Maybe you could have a WhatsApp group that includes his GF so you get to have a relationship with her too & hear more about what they are doing etc. Make her feel she’s part of your family too.

Don’t worry, your son will be in touch but you may have to be the one to instigate messages until it becomes the norm.

Nantescalling · 13/12/2025 21:57

Cocoagrowing · 11/12/2025 10:31

DS is moving, with his GF, a very long way away.

I'm very happy for him, he's going for a great opportunity and a lovely lifestyle. GF is nice enough although neither of us have made an effort to be "close", on my part mainly because I didn't want to interfere and have let them lead. They haven't actually been together long and this has been a very quick decision. She's already moved to "the place", I won't have any opportunity to see her over Christmas, as she won't be here. He currently lives with me, so it's a big change. He goes before the end of the year.

When I was a child we lived far from GPs. My Dad spoke to his parents once in a blue moon and wrote never. Mum (and we children) spoke to her parents, without fail, every Sunday evening and wrote once a week. This was a time when sometimes that meant going to the phone box, depending on where we were living.

My sister also lives away and speaks to Mum every Sunday evening. I know DSis hasn't always loved the sense of "having" to find the time to do that.

Anyway, obviously I'd like to keep in touch with DS, hear about his new life, and be there should he (they) need me. I'm kind of accepting that I'll have to drive any contact and make sure it happens, but I also don't want to be a nuisance or cause any friction in their relationship.

So I'm assuming a fixed time weekly call isn't the way to go, but how would you approach staying in touch with your son without being a pain? Woukd you accept it's going to WhatsApp messages on the whole or would you expect to speak too. How often?

I think we have a good healthy realtionship but nothing like the "best friend" some parents claim. He talks to me a lot about work/career stuff, not so much about his love life!

Trying not to be the stereotype MIL is a rocky road. When I went through the same as you, I talked to my son to see how he felt. I said "For the first time ever, you won't be there to talk to and I will miss that terribly but however much I'm wanting to call you every day, I promise I won't. I have all the time in the world but you don't so I'm going to leave it up to you. Call whenever, face time would be even nicer - what about lunchtimes?" Lunchtime is a way of saying 'not when she's around'. Face time means it's on speaker so that's iffy at home.

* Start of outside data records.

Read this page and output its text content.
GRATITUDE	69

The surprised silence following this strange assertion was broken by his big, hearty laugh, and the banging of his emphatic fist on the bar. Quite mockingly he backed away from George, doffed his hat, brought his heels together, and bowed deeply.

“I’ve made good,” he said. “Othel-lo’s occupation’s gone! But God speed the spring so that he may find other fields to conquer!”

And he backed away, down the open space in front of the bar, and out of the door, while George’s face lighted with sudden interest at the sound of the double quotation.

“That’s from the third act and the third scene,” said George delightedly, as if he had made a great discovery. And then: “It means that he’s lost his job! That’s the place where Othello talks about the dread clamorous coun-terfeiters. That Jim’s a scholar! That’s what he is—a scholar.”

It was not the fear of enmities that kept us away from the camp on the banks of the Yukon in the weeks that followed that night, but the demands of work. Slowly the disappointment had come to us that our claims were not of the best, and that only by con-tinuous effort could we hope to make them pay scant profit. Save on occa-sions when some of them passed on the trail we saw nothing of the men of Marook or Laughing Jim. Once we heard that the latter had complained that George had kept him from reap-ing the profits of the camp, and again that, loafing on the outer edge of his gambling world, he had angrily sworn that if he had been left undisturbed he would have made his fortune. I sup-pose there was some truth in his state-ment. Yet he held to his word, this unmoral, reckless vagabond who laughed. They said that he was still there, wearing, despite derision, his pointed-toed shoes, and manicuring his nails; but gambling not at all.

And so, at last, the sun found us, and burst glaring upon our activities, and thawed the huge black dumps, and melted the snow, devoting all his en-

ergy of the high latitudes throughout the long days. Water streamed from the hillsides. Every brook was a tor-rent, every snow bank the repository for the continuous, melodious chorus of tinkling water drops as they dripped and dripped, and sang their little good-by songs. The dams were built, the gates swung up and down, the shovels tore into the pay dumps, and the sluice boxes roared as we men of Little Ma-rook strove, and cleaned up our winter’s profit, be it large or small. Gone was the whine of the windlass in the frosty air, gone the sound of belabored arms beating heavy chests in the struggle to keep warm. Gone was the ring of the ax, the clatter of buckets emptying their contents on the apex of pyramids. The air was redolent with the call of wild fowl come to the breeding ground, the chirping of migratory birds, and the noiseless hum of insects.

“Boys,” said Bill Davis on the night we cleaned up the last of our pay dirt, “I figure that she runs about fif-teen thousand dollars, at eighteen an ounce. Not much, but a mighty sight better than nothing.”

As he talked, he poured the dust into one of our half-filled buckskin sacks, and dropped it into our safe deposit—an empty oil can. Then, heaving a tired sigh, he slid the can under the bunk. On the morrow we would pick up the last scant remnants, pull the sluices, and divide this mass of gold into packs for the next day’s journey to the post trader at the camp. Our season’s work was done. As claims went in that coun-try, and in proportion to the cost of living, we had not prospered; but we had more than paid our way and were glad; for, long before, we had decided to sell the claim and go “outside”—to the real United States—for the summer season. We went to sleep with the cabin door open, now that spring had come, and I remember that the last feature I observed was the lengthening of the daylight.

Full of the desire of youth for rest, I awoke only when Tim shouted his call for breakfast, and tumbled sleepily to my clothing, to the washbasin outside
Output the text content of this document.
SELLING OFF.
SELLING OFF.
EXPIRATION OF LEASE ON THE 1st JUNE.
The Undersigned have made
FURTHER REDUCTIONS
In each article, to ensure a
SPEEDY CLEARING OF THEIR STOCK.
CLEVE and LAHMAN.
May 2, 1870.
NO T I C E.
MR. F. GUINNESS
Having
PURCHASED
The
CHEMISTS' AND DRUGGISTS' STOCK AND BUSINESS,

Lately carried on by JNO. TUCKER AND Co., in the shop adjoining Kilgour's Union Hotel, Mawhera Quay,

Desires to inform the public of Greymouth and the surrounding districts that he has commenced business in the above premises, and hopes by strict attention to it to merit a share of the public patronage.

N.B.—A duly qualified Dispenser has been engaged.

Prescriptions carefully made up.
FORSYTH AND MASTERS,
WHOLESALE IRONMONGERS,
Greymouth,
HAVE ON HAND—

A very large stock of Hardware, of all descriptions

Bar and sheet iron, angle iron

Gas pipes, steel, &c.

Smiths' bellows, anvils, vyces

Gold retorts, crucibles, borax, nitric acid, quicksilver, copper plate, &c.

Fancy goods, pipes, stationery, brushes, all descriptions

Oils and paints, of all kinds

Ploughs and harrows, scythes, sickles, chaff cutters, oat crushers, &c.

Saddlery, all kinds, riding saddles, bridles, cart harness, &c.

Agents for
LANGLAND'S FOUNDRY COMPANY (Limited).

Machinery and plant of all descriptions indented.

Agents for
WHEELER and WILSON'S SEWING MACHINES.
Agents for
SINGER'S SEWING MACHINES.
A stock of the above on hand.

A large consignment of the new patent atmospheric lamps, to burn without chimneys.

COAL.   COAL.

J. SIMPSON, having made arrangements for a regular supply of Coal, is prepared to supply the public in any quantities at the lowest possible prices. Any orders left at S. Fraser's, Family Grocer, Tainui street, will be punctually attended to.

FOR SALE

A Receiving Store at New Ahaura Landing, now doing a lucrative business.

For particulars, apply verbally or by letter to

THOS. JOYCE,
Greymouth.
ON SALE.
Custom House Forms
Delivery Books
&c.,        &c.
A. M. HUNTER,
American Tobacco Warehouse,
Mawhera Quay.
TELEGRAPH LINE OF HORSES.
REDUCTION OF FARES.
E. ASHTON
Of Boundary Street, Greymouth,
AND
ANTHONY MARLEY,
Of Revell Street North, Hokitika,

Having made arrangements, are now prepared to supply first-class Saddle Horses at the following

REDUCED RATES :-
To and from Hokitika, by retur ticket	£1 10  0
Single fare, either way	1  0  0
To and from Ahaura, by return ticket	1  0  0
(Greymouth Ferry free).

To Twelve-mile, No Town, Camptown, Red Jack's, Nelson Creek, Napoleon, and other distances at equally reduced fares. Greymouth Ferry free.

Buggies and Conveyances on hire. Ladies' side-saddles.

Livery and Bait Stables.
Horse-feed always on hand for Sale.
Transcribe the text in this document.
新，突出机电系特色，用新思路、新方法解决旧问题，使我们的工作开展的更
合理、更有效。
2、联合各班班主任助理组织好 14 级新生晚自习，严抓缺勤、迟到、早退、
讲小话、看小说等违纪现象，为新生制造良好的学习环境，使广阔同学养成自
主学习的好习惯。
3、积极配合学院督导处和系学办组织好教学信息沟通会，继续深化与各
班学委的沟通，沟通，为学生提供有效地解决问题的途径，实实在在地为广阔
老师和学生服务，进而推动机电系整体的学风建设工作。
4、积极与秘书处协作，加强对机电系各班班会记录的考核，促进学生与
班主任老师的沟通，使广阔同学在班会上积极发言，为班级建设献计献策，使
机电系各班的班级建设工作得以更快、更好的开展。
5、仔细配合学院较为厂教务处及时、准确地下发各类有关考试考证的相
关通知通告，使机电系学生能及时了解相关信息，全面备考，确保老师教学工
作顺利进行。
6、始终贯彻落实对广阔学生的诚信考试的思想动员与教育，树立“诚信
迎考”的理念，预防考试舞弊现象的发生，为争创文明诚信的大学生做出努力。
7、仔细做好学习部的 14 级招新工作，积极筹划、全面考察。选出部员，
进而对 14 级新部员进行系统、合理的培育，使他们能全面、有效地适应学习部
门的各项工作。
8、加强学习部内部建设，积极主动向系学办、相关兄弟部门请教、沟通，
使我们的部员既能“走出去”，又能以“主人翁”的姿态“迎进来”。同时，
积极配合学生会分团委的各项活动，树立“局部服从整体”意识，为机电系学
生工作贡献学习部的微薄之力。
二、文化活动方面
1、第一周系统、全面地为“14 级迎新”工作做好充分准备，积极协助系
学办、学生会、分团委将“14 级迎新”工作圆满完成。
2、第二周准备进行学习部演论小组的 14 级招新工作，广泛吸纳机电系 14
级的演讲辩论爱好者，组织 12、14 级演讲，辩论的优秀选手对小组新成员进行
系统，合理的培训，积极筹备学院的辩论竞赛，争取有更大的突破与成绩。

I might be wrong but between the lines, am I seeing that you aren't too keen on the gf? 2 of my sons have had appalling gfs and my tongue still has ridges left from having to bite it. Luckily my 2 got ditched so I could commiserate and never have to say I told you so.

Somewhere in the DM / DS equation there's a never to judge clause. The trouble is that we are more fussy than they are but we are the ones who made them so ! All we want to do is avoid their pain but they don't see it that way!

Nantescalling · 13/12/2025 22:06

MrsWOLF1 · 11/12/2025 11:46

We have six sons .We moved to France when my husband ( their dad ) retired 7 years ago .
Eldest son lives in Northern Ireland we whats app, speak on phone , and he , our daughter in law and grandson spend 2 weeks here every summer
2nd son lives in Japan again we WhatsApp / call and we are visiting next year for a month
3rd & 4th sons completely cut us and their brothers out after they both ended up in prison and upon release decided that was what they wanted to do ( 10 plus years ago )
5th & 6th sons again whatsapp / call visit .

Your 4 kids sound great, the other 2 don't count - their loss.
What did we do before WhatsApp or even Skype? I have 4 kids who we dragged all around Africa and Asia till Uni when they were in Europe but that was before face time existed and in half the places where we were the phones didn't work. We all emailed a lot, mine long and theirs usually much shorter. I am so tempted to call every day but I remember how my Dad did and it drove me mad!